Sur les autres demandes
— Tenant la nature de l’affaire, son ancienneté, et les termes de l’article 514 du code de procédure civile, il conviendra de dire et juger qu’il n’y a pas lieu d’écarter l’exécution provisoire de la présente décision, et de rappeler qu’elle est de droit.
— La défenderesse, qui succombe, sera tenue outre aux dépens, à payer à la société demanderesse la somme de 1500 euros en application de l’article 700 du code de procédure civile au titre des frais irrépétibles d’instance,
— il conviendra de juger qu’il y a lieu de faire application des articles 1343-1 et 1343-2 du code civil (anatocisme),
il conviendra enfin de juger que, dans l’hypothèse ou à défaut de règlement spontané des condamnations prononcées dans le présent jugement, l’exécution forcée devra être réalisée par l’intermédiaire d’un huissier de justice, le montant des sommes retenues par cet huissier, par application de l’article L.111-8 du code des procédures civiles d’exécution devront être supportées par le débiteur en sus de l’application de l’article 700 du code de procédure civile,
— et de déclarer la société CCF recevable à agir sous sa nouvelle dénomination. En effet, aux termes d’une AG extraordinaire du 01/01/2024 la société CCF est venue aux droits de HSBC, anciennement HSBC France, avec adoption du nom commercial « CCF » et modification corrélative des statuts.
PAR CES MOTIFS
LE TRIBUNAL JUDICIAIRE DE MONTPELLIER, STATUANT PUBLIQUEMENT, PAR JUGEMENT REPUTE CONTRADICTOIRE, EN PREMIER RESSORT,
DECLARE la société CCF recevable à agir sous sa nouvelle dénomination,
DECLARE l’action engagée par la société CCF recevable au regard des dispositions de l’article L311-52 du code de la consommation,
CONSTATE que l’exigibilité de l’intégralité des sommes dues a été valablement dénoncée,
CONSTATE le caractère certain, liquide et exigible de la créance de la Société CCF,
CONDAMNE Madame [C] [K] [X] à payer à la société CCF, au titre du prêt personnel, la somme de 5743,92 euros arrêtée au jour de l’assignation, majorée des intérêts aux taux contractuel de 2,40% depuis le 29/08/2023, jusqu’à parfait paiement, et au titre du solde débiteur de son compte courant (n° [XXXXXXXXXX01]) la somme de 19293,51 euros majorée des intérêts au taux conventionnel de 16,90%, depuis le 29/08/2023, jusqu’à parfait paiement.

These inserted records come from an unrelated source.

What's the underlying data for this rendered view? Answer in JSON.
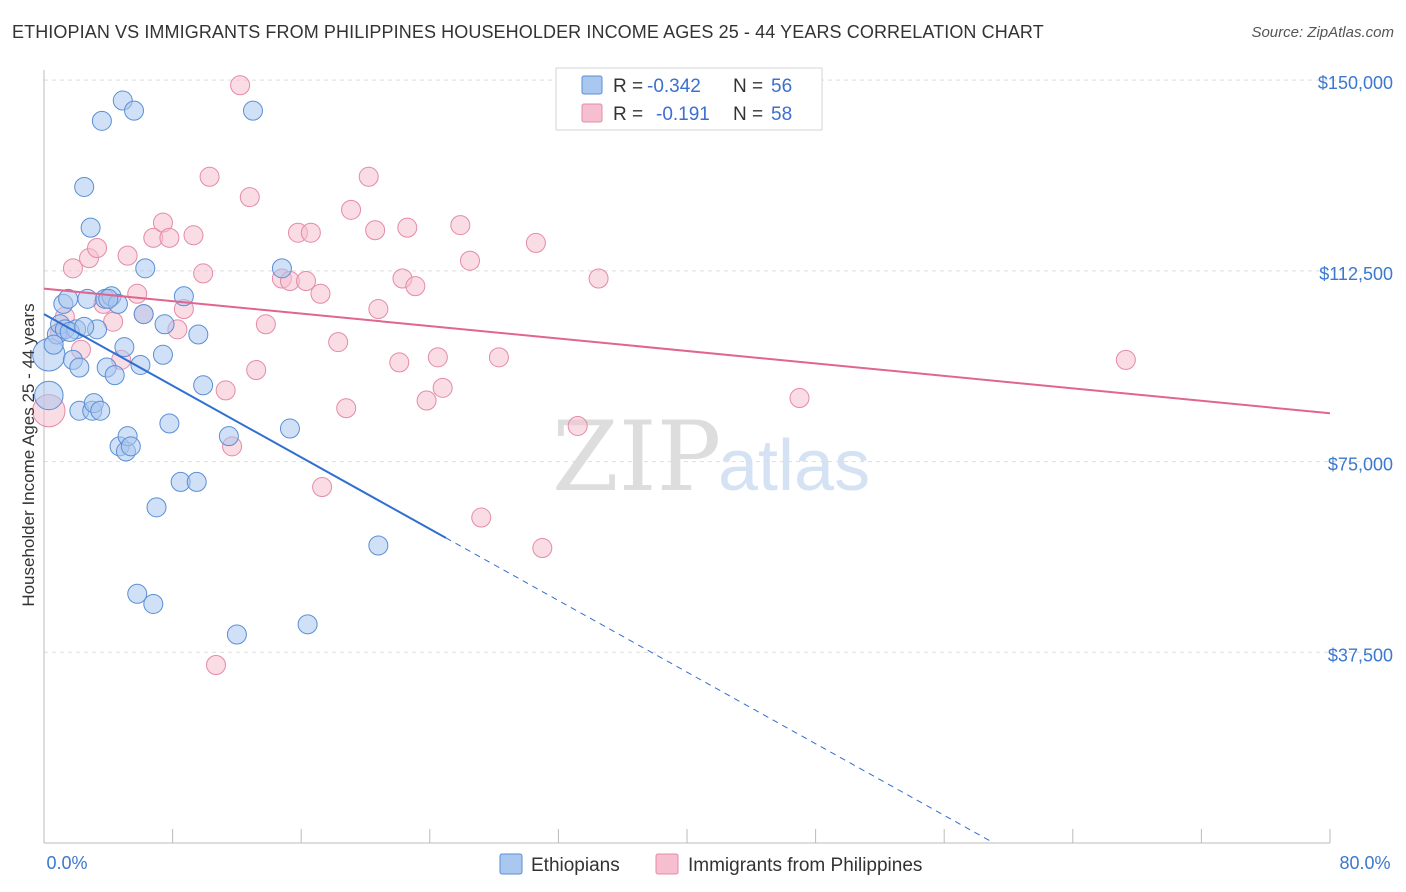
{
  "title": "ETHIOPIAN VS IMMIGRANTS FROM PHILIPPINES HOUSEHOLDER INCOME AGES 25 - 44 YEARS CORRELATION CHART",
  "source": "Source: ZipAtlas.com",
  "watermark": {
    "zip": "ZIP",
    "atlas": "atlas"
  },
  "colors": {
    "blue_fill": "#a9c7ef",
    "blue_stroke": "#5b8fd6",
    "blue_line": "#2f6fd0",
    "pink_fill": "#f6bfd0",
    "pink_stroke": "#e58aa8",
    "pink_line": "#e0658f",
    "grid": "#dddddd",
    "axis_text": "#3b78d0"
  },
  "legend": {
    "rows": [
      {
        "r_label": "R =",
        "r_value": "-0.342",
        "n_label": "N =",
        "n_value": "56"
      },
      {
        "r_label": "R =",
        "r_value": "-0.191",
        "n_label": "N =",
        "n_value": "58"
      }
    ]
  },
  "bottom_legend": [
    "Ethiopians",
    "Immigrants from Philippines"
  ],
  "chart_data": {
    "type": "scatter",
    "xlabel": "",
    "ylabel": "Householder Income Ages 25 - 44 years",
    "xlim": [
      0,
      80
    ],
    "ylim": [
      0,
      152000
    ],
    "x_tick_labels": [
      "0.0%",
      "80.0%"
    ],
    "y_ticks": [
      37500,
      75000,
      112500,
      150000
    ],
    "y_tick_labels": [
      "$37,500",
      "$75,000",
      "$112,500",
      "$150,000"
    ],
    "grid": true,
    "series": [
      {
        "name": "Ethiopians",
        "r": -0.342,
        "n": 56,
        "trend": {
          "x0": 0,
          "y0": 104000,
          "x1": 25,
          "y1": 60000,
          "dash_to_x": 60
        },
        "points": [
          [
            0.3,
            96000,
            1.7
          ],
          [
            0.3,
            88000,
            1.5
          ],
          [
            0.8,
            100000,
            1
          ],
          [
            1,
            102000,
            1
          ],
          [
            1.2,
            106000,
            1
          ],
          [
            1.3,
            101000,
            1
          ],
          [
            1.5,
            107000,
            1
          ],
          [
            1.8,
            95000,
            1
          ],
          [
            2,
            101000,
            1
          ],
          [
            2.2,
            93500,
            1
          ],
          [
            2.2,
            85000,
            1
          ],
          [
            2.5,
            129000,
            1
          ],
          [
            2.7,
            107000,
            1
          ],
          [
            2.9,
            121000,
            1
          ],
          [
            3,
            85000,
            1
          ],
          [
            3.1,
            86500,
            1
          ],
          [
            3.3,
            101000,
            1
          ],
          [
            3.5,
            85000,
            1
          ],
          [
            3.6,
            142000,
            1
          ],
          [
            3.8,
            107000,
            1
          ],
          [
            3.9,
            93500,
            1
          ],
          [
            4.2,
            107500,
            1
          ],
          [
            4.4,
            92000,
            1
          ],
          [
            4.6,
            106000,
            1
          ],
          [
            4.7,
            78000,
            1
          ],
          [
            4.9,
            146000,
            1
          ],
          [
            5,
            97500,
            1
          ],
          [
            5.1,
            77000,
            1
          ],
          [
            5.2,
            80000,
            1
          ],
          [
            5.4,
            78000,
            1
          ],
          [
            5.6,
            144000,
            1
          ],
          [
            5.8,
            49000,
            1
          ],
          [
            6,
            94000,
            1
          ],
          [
            6.2,
            104000,
            1
          ],
          [
            6.3,
            113000,
            1
          ],
          [
            6.8,
            47000,
            1
          ],
          [
            7,
            66000,
            1
          ],
          [
            7.4,
            96000,
            1
          ],
          [
            7.5,
            102000,
            1
          ],
          [
            7.8,
            82500,
            1
          ],
          [
            8.5,
            71000,
            1
          ],
          [
            8.7,
            107500,
            1
          ],
          [
            9.5,
            71000,
            1
          ],
          [
            9.6,
            100000,
            1
          ],
          [
            9.9,
            90000,
            1
          ],
          [
            11.5,
            80000,
            1
          ],
          [
            12,
            41000,
            1
          ],
          [
            13,
            144000,
            1
          ],
          [
            14.8,
            113000,
            1
          ],
          [
            15.3,
            81500,
            1
          ],
          [
            16.4,
            43000,
            1
          ],
          [
            20.8,
            58500,
            1
          ],
          [
            4,
            107000,
            1
          ],
          [
            1.6,
            100500,
            1
          ],
          [
            2.5,
            101500,
            1
          ],
          [
            0.6,
            98000,
            1
          ]
        ]
      },
      {
        "name": "Immigrants from Philippines",
        "r": -0.191,
        "n": 58,
        "trend": {
          "x0": 0,
          "y0": 109000,
          "x1": 80,
          "y1": 84500
        },
        "points": [
          [
            0.3,
            85000,
            1.7
          ],
          [
            1,
            100500,
            1
          ],
          [
            1.3,
            103500,
            1
          ],
          [
            1.8,
            113000,
            1
          ],
          [
            2.3,
            97000,
            1
          ],
          [
            2.8,
            115000,
            1
          ],
          [
            3.3,
            117000,
            1
          ],
          [
            3.7,
            106000,
            1
          ],
          [
            4.3,
            102500,
            1
          ],
          [
            4.8,
            95000,
            1
          ],
          [
            5.2,
            115500,
            1
          ],
          [
            5.8,
            108000,
            1
          ],
          [
            6.2,
            104000,
            1
          ],
          [
            6.8,
            119000,
            1
          ],
          [
            7.4,
            122000,
            1
          ],
          [
            7.8,
            119000,
            1
          ],
          [
            8.3,
            101000,
            1
          ],
          [
            8.7,
            105000,
            1
          ],
          [
            9.3,
            119500,
            1
          ],
          [
            9.9,
            112000,
            1
          ],
          [
            10.3,
            131000,
            1
          ],
          [
            11.3,
            89000,
            1
          ],
          [
            11.7,
            78000,
            1
          ],
          [
            12.2,
            149000,
            1
          ],
          [
            12.8,
            127000,
            1
          ],
          [
            13.2,
            93000,
            1
          ],
          [
            13.8,
            102000,
            1
          ],
          [
            14.8,
            111000,
            1
          ],
          [
            15.3,
            110500,
            1
          ],
          [
            15.8,
            120000,
            1
          ],
          [
            16.3,
            110500,
            1
          ],
          [
            17.2,
            108000,
            1
          ],
          [
            17.3,
            70000,
            1
          ],
          [
            18.3,
            98500,
            1
          ],
          [
            18.8,
            85500,
            1
          ],
          [
            19.1,
            124500,
            1
          ],
          [
            20.2,
            131000,
            1
          ],
          [
            20.6,
            120500,
            1
          ],
          [
            20.8,
            105000,
            1
          ],
          [
            22.1,
            94500,
            1
          ],
          [
            22.3,
            111000,
            1
          ],
          [
            22.6,
            121000,
            1
          ],
          [
            23.1,
            109500,
            1
          ],
          [
            23.8,
            87000,
            1
          ],
          [
            24.8,
            89500,
            1
          ],
          [
            25.9,
            121500,
            1
          ],
          [
            26.5,
            114500,
            1
          ],
          [
            27.2,
            64000,
            1
          ],
          [
            28.3,
            95500,
            1
          ],
          [
            30.6,
            118000,
            1
          ],
          [
            31,
            58000,
            1
          ],
          [
            33.2,
            82000,
            1
          ],
          [
            34.5,
            111000,
            1
          ],
          [
            47,
            87500,
            1
          ],
          [
            67.3,
            95000,
            1
          ],
          [
            10.7,
            35000,
            1
          ],
          [
            24.5,
            95500,
            1
          ],
          [
            16.6,
            120000,
            1
          ]
        ]
      }
    ]
  }
}
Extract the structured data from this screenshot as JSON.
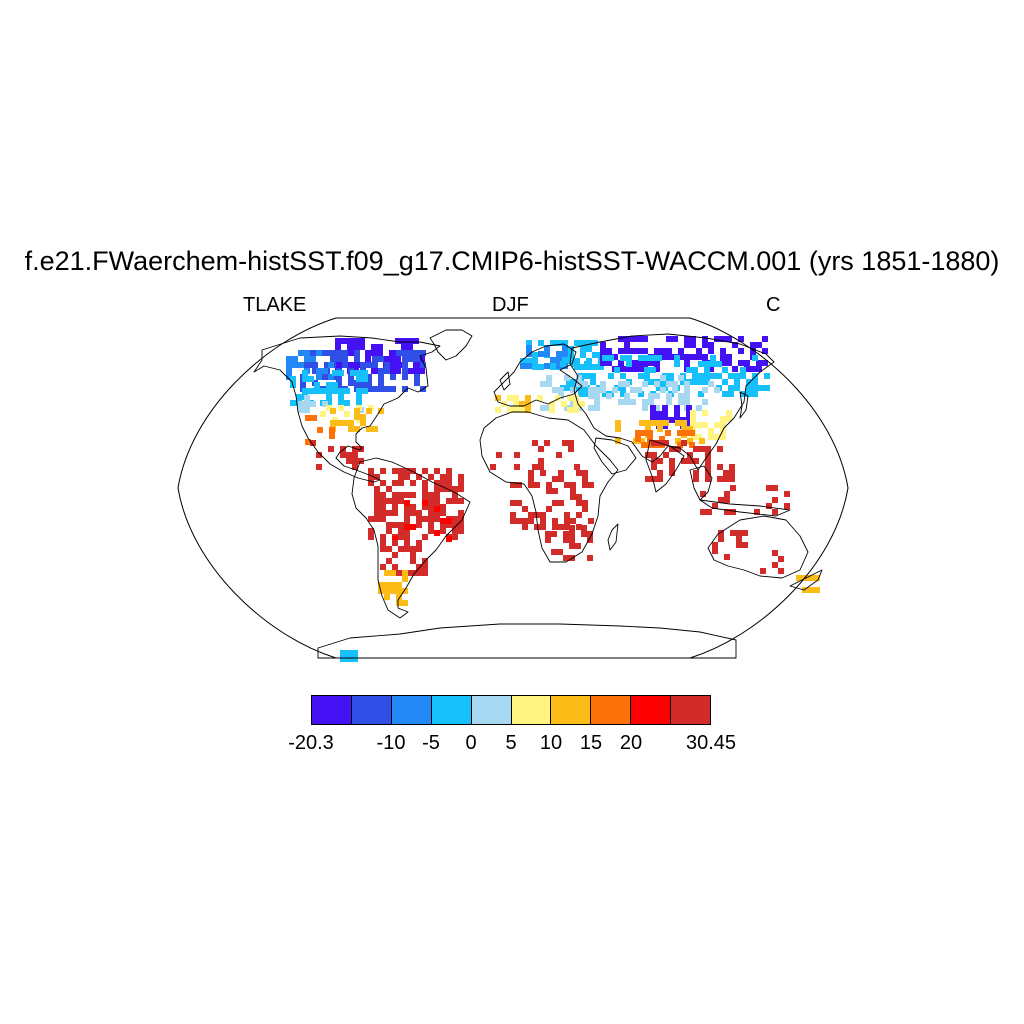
{
  "title": "f.e21.FWaerchem-histSST.f09_g17.CMIP6-histSST-WACCM.001 (yrs 1851-1880)",
  "left_label": "TLAKE",
  "center_label": "DJF",
  "right_label": "C",
  "colors": {
    "levels": [
      "#4411f5",
      "#2f4fe6",
      "#2288f5",
      "#16c0fb",
      "#a6d8f2",
      "#fff381",
      "#fcbc18",
      "#fc7108",
      "#ff0000",
      "#d12b2a"
    ],
    "coastline": "#000000",
    "background": "#ffffff"
  },
  "colorbar": {
    "tick_labels": [
      "-20.3",
      "-10",
      "-5",
      "0",
      "5",
      "10",
      "15",
      "20",
      "30.45"
    ],
    "tick_positions": [
      0,
      2,
      3,
      4,
      5,
      6,
      7,
      8,
      10
    ]
  },
  "map": {
    "projection": "Robinson",
    "field": "lake temperature (TLAKE)",
    "season": "DJF",
    "units": "C"
  }
}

JUGE qu’il y a lieu de faire application des articles 1343-1 et 1343-2 du code civil (règle de l’anatocisme),
JUGE que dans l’hypothèse ou à défaut de règlement spontané des condamnations prononcées dans le présent jugement, l’exécution forcée devra être réalisée par l’intermédiaire d’un commissaire de justice, le montant des sommes retenues par ce commissaire de justice, par application de l’article L.111-8 du code des procédures civiles d’exécution, devront être supportées par la débitrice en sus de l’application de l’article 700 du code de procédure civile,
CONDAMNE Madame [C] [K] [X] à payer à la société CCF la somme de 1500 euros au titre de l’article 700 du code de procédure civile pour les frais irrépétibles d’instance,
RAPPELLE que l’exécution provisoire de la présente décision est de droit,
CONDAMNE Madame [C] [K] [X] aux entiers dépens de l’instance.
Ainsi jugé et mis à disposition au greffe les jours, mois et an que dessus et a été signé par le juge et la greffière.